I admit that was not a good strategy to get As. Often, I would get Bs more than As, as, come test time, I would have a slightly different take on a reading. It was my view then that too many of my Rutgers professors were themselves fairly shallow and unable to transcend their own perspectives. However, if there was an extra credit question that was based on a footnote in the book at page 172, I would likely be the only one (or maybe one of two) to get the answer correct. I will also say I did best with the profs, like the great Cold War revisionist/US Foreign Policy History professor, Lloyd Gardner (still alive in his 90s last I checked!), who didn't do discussions. They simply assigned the eight to ten books you had to read and you were expected to read and understand. He would say, Come to office hours if a reading is too hard. In class, he lectured with supplemental information not in the books. It was one of the only times I ever took notes. I received As in each of the three classes I took from him. Yet, most History majors thought his classes were a terror. I would bet most of my fellow History majors who became teachers or profs are, to this day, probably not very bright--unless they grew up and realized you gotta read and think critically. :)

Even while I am in grad school at UNM, I continue to hear from people who attended grad school elsewhere, are currently in grad school, and even professors, that it is foolish and too much to read entire books. In my classes, there is, admittedly, A LOT of reading. For each class, most of the time, we have to read each week an entire academic book of two to three hundred pages PLUS write a paper on the book for submission before class--and then be ready to discuss in the class.

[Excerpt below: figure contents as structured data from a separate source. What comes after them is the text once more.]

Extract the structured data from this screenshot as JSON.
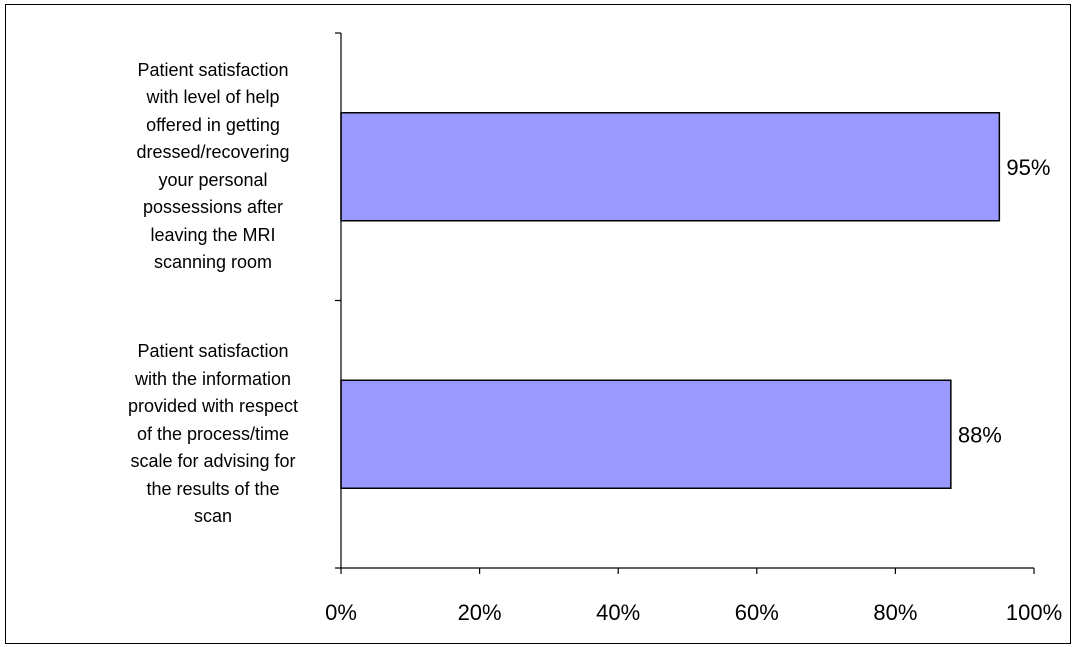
{
  "chart_data": {
    "type": "bar",
    "orientation": "horizontal",
    "categories": [
      "Patient satisfaction with level of help offered in getting dressed/recovering your personal possessions after leaving the MRI scanning room",
      "Patient satisfaction with the information provided with respect of the process/time scale for advising for the results of the scan"
    ],
    "category_lines": [
      [
        "Patient satisfaction",
        "with level of help",
        "offered in getting",
        "dressed/recovering",
        "your personal",
        "possessions after",
        "leaving the MRI",
        "scanning room"
      ],
      [
        "Patient satisfaction",
        "with the information",
        "provided with respect",
        "of the process/time",
        "scale for advising for",
        "the results of the",
        "scan"
      ]
    ],
    "values": [
      95,
      88
    ],
    "data_labels": [
      "95%",
      "88%"
    ],
    "xlim": [
      0,
      100
    ],
    "x_ticks": [
      0,
      20,
      40,
      60,
      80,
      100
    ],
    "x_tick_labels": [
      "0%",
      "20%",
      "40%",
      "60%",
      "80%",
      "100%"
    ],
    "title": "",
    "xlabel": "",
    "ylabel": "",
    "grid": false,
    "legend": "none",
    "colors": {
      "bar_fill": "#9999ff",
      "bar_stroke": "#000000",
      "axis": "#000000",
      "border": "#000000"
    }
  }
}
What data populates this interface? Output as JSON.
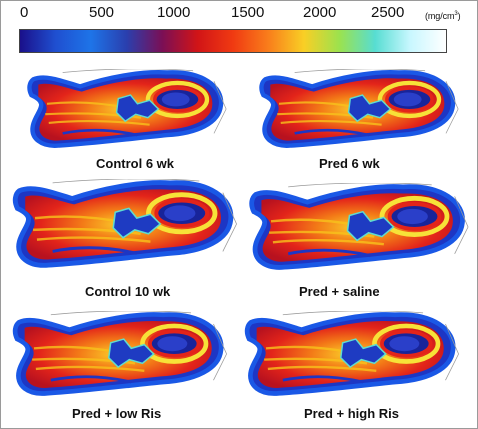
{
  "colorbar": {
    "ticks": [
      "0",
      "500",
      "1000",
      "1500",
      "2000",
      "2500"
    ],
    "unit_base": "(mg/cm",
    "unit_exp": "3",
    "unit_close": ")",
    "stops": [
      "#1a0f8a",
      "#1f4fd0",
      "#1e74e8",
      "#2a3fae",
      "#7a0f56",
      "#d11417",
      "#f03a12",
      "#f97e1b",
      "#f9cf25",
      "#9be24e",
      "#57ddd2",
      "#c9f7ff",
      "#ffffff"
    ]
  },
  "captions": {
    "control_6wk": "Control 6 wk",
    "pred_6wk": "Pred 6 wk",
    "control_10wk": "Control 10 wk",
    "pred_saline": "Pred + saline",
    "pred_low_ris": "Pred + low Ris",
    "pred_high_ris": "Pred + high Ris"
  }
}
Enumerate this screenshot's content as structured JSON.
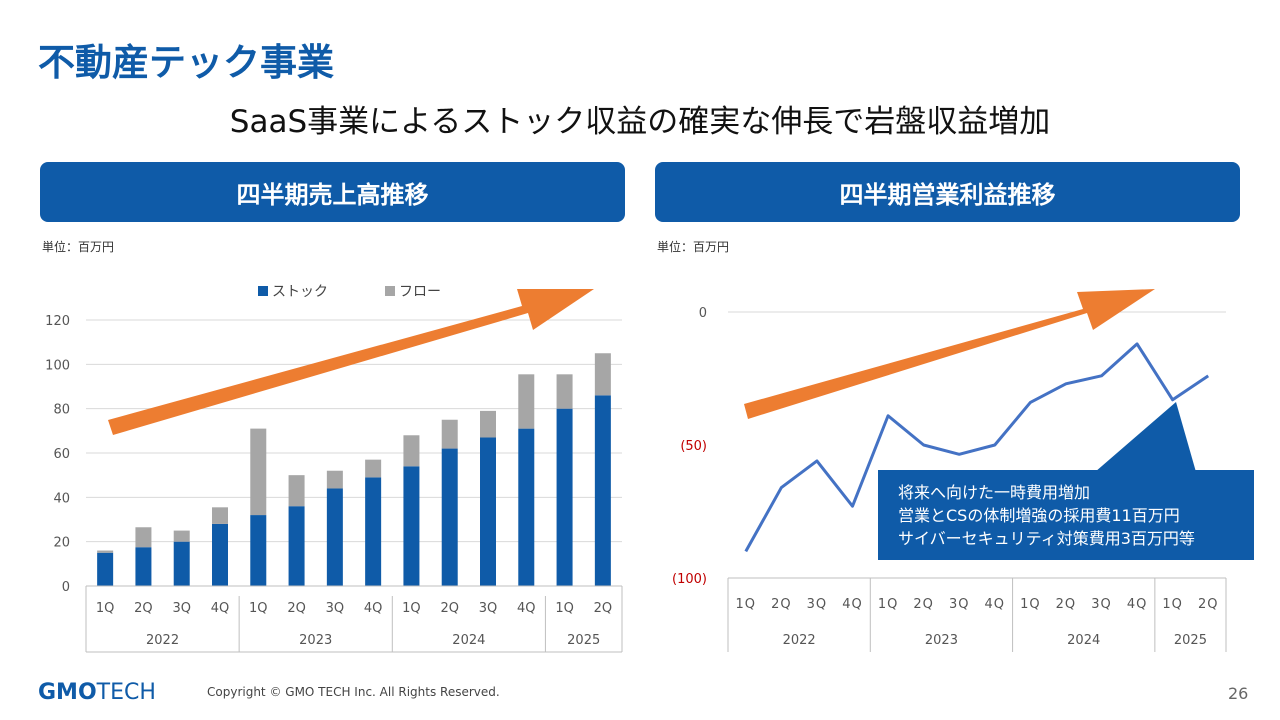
{
  "title": "不動産テック事業",
  "subtitle": "SaaS事業によるストック収益の確実な伸長で岩盤収益増加",
  "left_panel": {
    "header": "四半期売上高推移",
    "unit": "単位：百万円"
  },
  "right_panel": {
    "header": "四半期営業利益推移",
    "unit": "単位：百万円"
  },
  "callout": {
    "lines": [
      "将来へ向けた一時費用増加",
      "営業とCSの体制増強の採用費11百万円",
      "サイバーセキュリティ対策費用3百万円等"
    ]
  },
  "footer": {
    "logo_main": "GMO",
    "logo_sub": "TECH",
    "copyright": "Copyright © GMO TECH Inc. All Rights Reserved.",
    "page": "26"
  },
  "colors": {
    "brand": "#0f5ba8",
    "stock": "#0f5ba8",
    "flow": "#a6a6a6",
    "line": "#4472c4",
    "arrow": "#ed7d31",
    "negative_tick": "#c00000"
  },
  "chart_data": [
    {
      "type": "bar",
      "stacked": true,
      "quarters": [
        "1Q",
        "2Q",
        "3Q",
        "4Q",
        "1Q",
        "2Q",
        "3Q",
        "4Q",
        "1Q",
        "2Q",
        "3Q",
        "4Q",
        "1Q",
        "2Q"
      ],
      "years": [
        {
          "label": "2022",
          "count": 4
        },
        {
          "label": "2023",
          "count": 4
        },
        {
          "label": "2024",
          "count": 4
        },
        {
          "label": "2025",
          "count": 2
        }
      ],
      "series": [
        {
          "name": "ストック",
          "color": "#0f5ba8",
          "values": [
            15,
            17.5,
            20,
            28,
            32,
            36,
            44,
            49,
            54,
            62,
            67,
            71,
            80,
            86
          ]
        },
        {
          "name": "フロー",
          "color": "#a6a6a6",
          "values": [
            1,
            9,
            5,
            7.5,
            39,
            14,
            8,
            8,
            14,
            13,
            12,
            24.5,
            15.5,
            19
          ]
        }
      ],
      "yticks": [
        "0",
        "20",
        "40",
        "60",
        "80",
        "100",
        "120"
      ],
      "ylim": [
        0,
        120
      ],
      "grid": true,
      "legend": "top"
    },
    {
      "type": "line",
      "quarters": [
        "1Q",
        "2Q",
        "3Q",
        "4Q",
        "1Q",
        "2Q",
        "3Q",
        "4Q",
        "1Q",
        "2Q",
        "3Q",
        "4Q",
        "1Q",
        "2Q"
      ],
      "years": [
        {
          "label": "2022",
          "count": 4
        },
        {
          "label": "2023",
          "count": 4
        },
        {
          "label": "2024",
          "count": 4
        },
        {
          "label": "2025",
          "count": 2
        }
      ],
      "values": [
        -90,
        -66,
        -56,
        -73,
        -39,
        -50,
        -53.5,
        -50,
        -34,
        -27,
        -24,
        -12,
        -33,
        -24
      ],
      "yticks": [
        "0",
        "(50)",
        "(100)"
      ],
      "ylim": [
        -100,
        0
      ]
    }
  ]
}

I realize The Atlantic is talking about undergrads, but I must say this: In my grad school classes, the quality of the discussions is actually better than I ever saw at Rutgers in the 1970s. I must also add I do have a two-level course this semester, meaning graduate and undergraduate students in the same class. My observation of the undergrads is there remains largely the same Bell Curve of who has read or not read the assigned readings as I saw as an undergraduate at Rutgers in the 1970s--maybe slightly better now.

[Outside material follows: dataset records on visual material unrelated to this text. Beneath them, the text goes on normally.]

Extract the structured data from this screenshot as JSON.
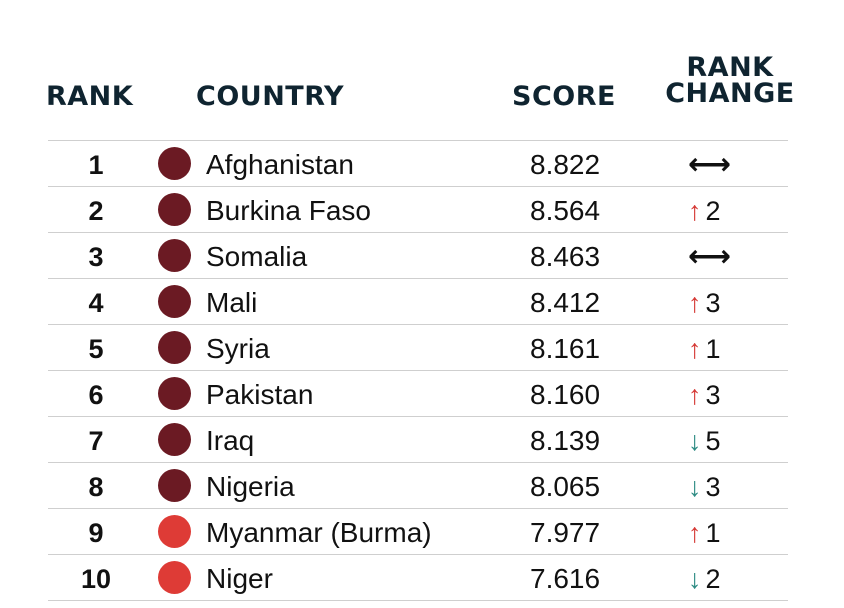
{
  "headers": {
    "rank": "RANK",
    "country": "COUNTRY",
    "score": "SCORE",
    "change_line1": "RANK",
    "change_line2": "CHANGE"
  },
  "colors": {
    "very_high": "#6b1a23",
    "high": "#de3b36",
    "up_arrow": "#d63a36",
    "down_arrow": "#2f8c84"
  },
  "rows": [
    {
      "rank": "1",
      "country": "Afghanistan",
      "score": "8.822",
      "level": "very_high",
      "change_dir": "flat",
      "change_glyph": "⟷",
      "change_val": ""
    },
    {
      "rank": "2",
      "country": "Burkina Faso",
      "score": "8.564",
      "level": "very_high",
      "change_dir": "up",
      "change_glyph": "↑",
      "change_val": "2"
    },
    {
      "rank": "3",
      "country": "Somalia",
      "score": "8.463",
      "level": "very_high",
      "change_dir": "flat",
      "change_glyph": "⟷",
      "change_val": ""
    },
    {
      "rank": "4",
      "country": "Mali",
      "score": "8.412",
      "level": "very_high",
      "change_dir": "up",
      "change_glyph": "↑",
      "change_val": "3"
    },
    {
      "rank": "5",
      "country": "Syria",
      "score": "8.161",
      "level": "very_high",
      "change_dir": "up",
      "change_glyph": "↑",
      "change_val": "1"
    },
    {
      "rank": "6",
      "country": "Pakistan",
      "score": "8.160",
      "level": "very_high",
      "change_dir": "up",
      "change_glyph": "↑",
      "change_val": "3"
    },
    {
      "rank": "7",
      "country": "Iraq",
      "score": "8.139",
      "level": "very_high",
      "change_dir": "down",
      "change_glyph": "↓",
      "change_val": "5"
    },
    {
      "rank": "8",
      "country": "Nigeria",
      "score": "8.065",
      "level": "very_high",
      "change_dir": "down",
      "change_glyph": "↓",
      "change_val": "3"
    },
    {
      "rank": "9",
      "country": "Myanmar (Burma)",
      "score": "7.977",
      "level": "high",
      "change_dir": "up",
      "change_glyph": "↑",
      "change_val": "1"
    },
    {
      "rank": "10",
      "country": "Niger",
      "score": "7.616",
      "level": "high",
      "change_dir": "down",
      "change_glyph": "↓",
      "change_val": "2"
    }
  ]
}
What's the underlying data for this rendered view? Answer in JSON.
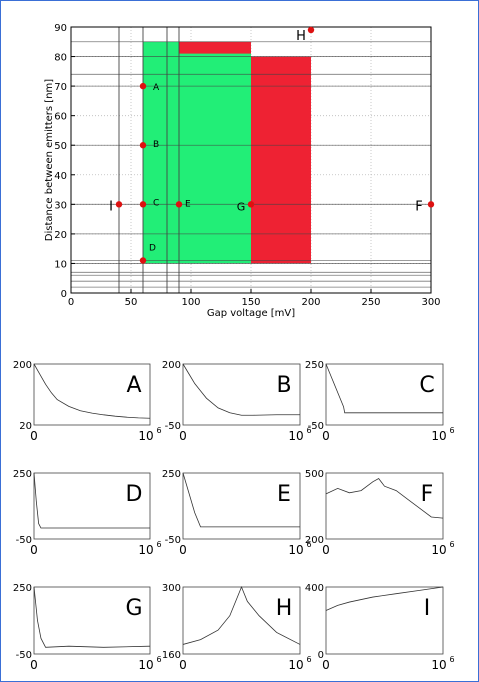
{
  "colors": {
    "green_region": "#22ee77",
    "red_region": "#ee2233",
    "point": "#dd1111",
    "grid": "#444444",
    "border": "#3a6fd6"
  },
  "chart_data": [
    {
      "type": "scatter",
      "xlabel": "Gap voltage [mV]",
      "ylabel": "Distance between emitters [nm]",
      "xlim": [
        0,
        300
      ],
      "ylim": [
        0,
        90
      ],
      "xticks": [
        0,
        50,
        100,
        150,
        200,
        250,
        300
      ],
      "yticks": [
        0,
        10,
        20,
        30,
        40,
        50,
        60,
        70,
        80,
        90
      ],
      "vertical_lines": [
        40,
        60,
        80,
        90
      ],
      "horizontal_lines": [
        2,
        4,
        6,
        7,
        10,
        11,
        20,
        30,
        50,
        70,
        74,
        80,
        85
      ],
      "regions": [
        {
          "color": "green",
          "x": [
            60,
            150
          ],
          "y": [
            10,
            85
          ]
        },
        {
          "color": "red",
          "x": [
            90,
            150
          ],
          "y": [
            81,
            85
          ]
        },
        {
          "color": "red",
          "x": [
            150,
            200
          ],
          "y": [
            10,
            80
          ]
        }
      ],
      "points": [
        {
          "label": "A",
          "x": 60,
          "y": 70
        },
        {
          "label": "B",
          "x": 60,
          "y": 50
        },
        {
          "label": "C",
          "x": 60,
          "y": 30
        },
        {
          "label": "D",
          "x": 60,
          "y": 11
        },
        {
          "label": "E",
          "x": 90,
          "y": 30
        },
        {
          "label": "F",
          "x": 300,
          "y": 30
        },
        {
          "label": "G",
          "x": 150,
          "y": 30
        },
        {
          "label": "H",
          "x": 200,
          "y": 89
        },
        {
          "label": "I",
          "x": 40,
          "y": 30
        }
      ]
    },
    {
      "type": "line",
      "label": "A",
      "ytick_labels": [
        "200",
        "20"
      ],
      "xtick_labels": [
        "0",
        "10",
        "6"
      ],
      "ylim": [
        20,
        200
      ],
      "x": [
        0,
        0.05,
        0.1,
        0.15,
        0.2,
        0.3,
        0.4,
        0.5,
        0.6,
        0.7,
        0.8,
        0.9,
        1.0
      ],
      "y": [
        200,
        170,
        140,
        115,
        95,
        75,
        62,
        55,
        50,
        46,
        43,
        41,
        40
      ]
    },
    {
      "type": "line",
      "label": "B",
      "ytick_labels": [
        "200",
        "-50"
      ],
      "xtick_labels": [
        "0",
        "10",
        "6"
      ],
      "ylim": [
        -50,
        200
      ],
      "x": [
        0,
        0.05,
        0.1,
        0.15,
        0.2,
        0.3,
        0.4,
        0.5,
        0.6,
        0.8,
        1.0
      ],
      "y": [
        200,
        160,
        120,
        90,
        60,
        20,
        0,
        -10,
        -10,
        -8,
        -8
      ]
    },
    {
      "type": "line",
      "label": "C",
      "ytick_labels": [
        "250",
        "-50"
      ],
      "xtick_labels": [
        "0",
        "10",
        "6"
      ],
      "ylim": [
        -50,
        250
      ],
      "x": [
        0,
        0.05,
        0.1,
        0.15,
        0.16,
        0.3,
        0.5,
        0.8,
        1.0
      ],
      "y": [
        250,
        180,
        110,
        40,
        10,
        10,
        10,
        10,
        10
      ]
    },
    {
      "type": "line",
      "label": "D",
      "ytick_labels": [
        "250",
        "-50"
      ],
      "xtick_labels": [
        "0",
        "10",
        "6"
      ],
      "ylim": [
        -50,
        250
      ],
      "x": [
        0,
        0.02,
        0.04,
        0.06,
        0.3,
        0.6,
        1.0
      ],
      "y": [
        250,
        120,
        20,
        0,
        0,
        0,
        0
      ]
    },
    {
      "type": "line",
      "label": "E",
      "ytick_labels": [
        "250",
        "-50"
      ],
      "xtick_labels": [
        "0",
        "10",
        "6"
      ],
      "ylim": [
        -50,
        250
      ],
      "x": [
        0,
        0.05,
        0.1,
        0.15,
        0.3,
        0.6,
        1.0
      ],
      "y": [
        250,
        160,
        70,
        5,
        5,
        5,
        5
      ]
    },
    {
      "type": "line",
      "label": "F",
      "ytick_labels": [
        "500",
        "200"
      ],
      "xtick_labels": [
        "0",
        "10",
        "6"
      ],
      "ylim": [
        200,
        500
      ],
      "x": [
        0,
        0.1,
        0.2,
        0.3,
        0.4,
        0.45,
        0.5,
        0.6,
        0.7,
        0.8,
        0.9,
        1.0
      ],
      "y": [
        405,
        430,
        410,
        420,
        460,
        475,
        440,
        420,
        380,
        340,
        300,
        295
      ]
    },
    {
      "type": "line",
      "label": "G",
      "ytick_labels": [
        "250",
        "-50"
      ],
      "xtick_labels": [
        "0",
        "10",
        "6"
      ],
      "ylim": [
        -50,
        250
      ],
      "x": [
        0,
        0.03,
        0.06,
        0.1,
        0.3,
        0.6,
        1.0
      ],
      "y": [
        250,
        100,
        20,
        -20,
        -15,
        -20,
        -15
      ]
    },
    {
      "type": "line",
      "label": "H",
      "ytick_labels": [
        "300",
        "160"
      ],
      "xtick_labels": [
        "0",
        "10",
        "6"
      ],
      "ylim": [
        160,
        300
      ],
      "x": [
        0,
        0.15,
        0.3,
        0.4,
        0.45,
        0.5,
        0.55,
        0.65,
        0.8,
        1.0
      ],
      "y": [
        180,
        190,
        210,
        240,
        270,
        300,
        270,
        240,
        205,
        180
      ]
    },
    {
      "type": "line",
      "label": "I",
      "ytick_labels": [
        "400",
        "0"
      ],
      "xtick_labels": [
        "0",
        "10",
        "6"
      ],
      "ylim": [
        0,
        400
      ],
      "x": [
        0,
        0.1,
        0.2,
        0.4,
        0.6,
        0.8,
        1.0
      ],
      "y": [
        260,
        290,
        310,
        340,
        360,
        380,
        400
      ]
    }
  ]
}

The idea that today's young people are somehow deficient, when I see so many, many racist, xenophobic, transphobic, uninformed, ignorant assholes and idiots in my age level, tells me maybe this take from The Atlantic may not be correct. Really. Let's run through my ranting drill about my generation: Most Boomers are the reason the planet's oceans are starting to fry. Most Boomers happily accept being herded into the political duopoly. Most Boomers hated Bernie and would rather see fascism than somehow their taxes go up to help their children's or grandchildren's generation. Most Boomers learned long ago to support the US military-industrial complex mass murders, especially when perpetrated by the US' favorite client-state, Israel--and too many think criticizing Israel as an apartheid ethno-nationalist state is antisemitic. But, sure. The young people don't know how to read a book. Sure. For me, I start with the proposition of "Give the kids a break." And maybe hear the kids out for once. And if some of the best and brightest get angry and impatient at the challenges our society and planet face, instead of thinking they are too naive or need to grow up, apologize and ask them, "What can we do to make this better, even if it costs me more of my money?"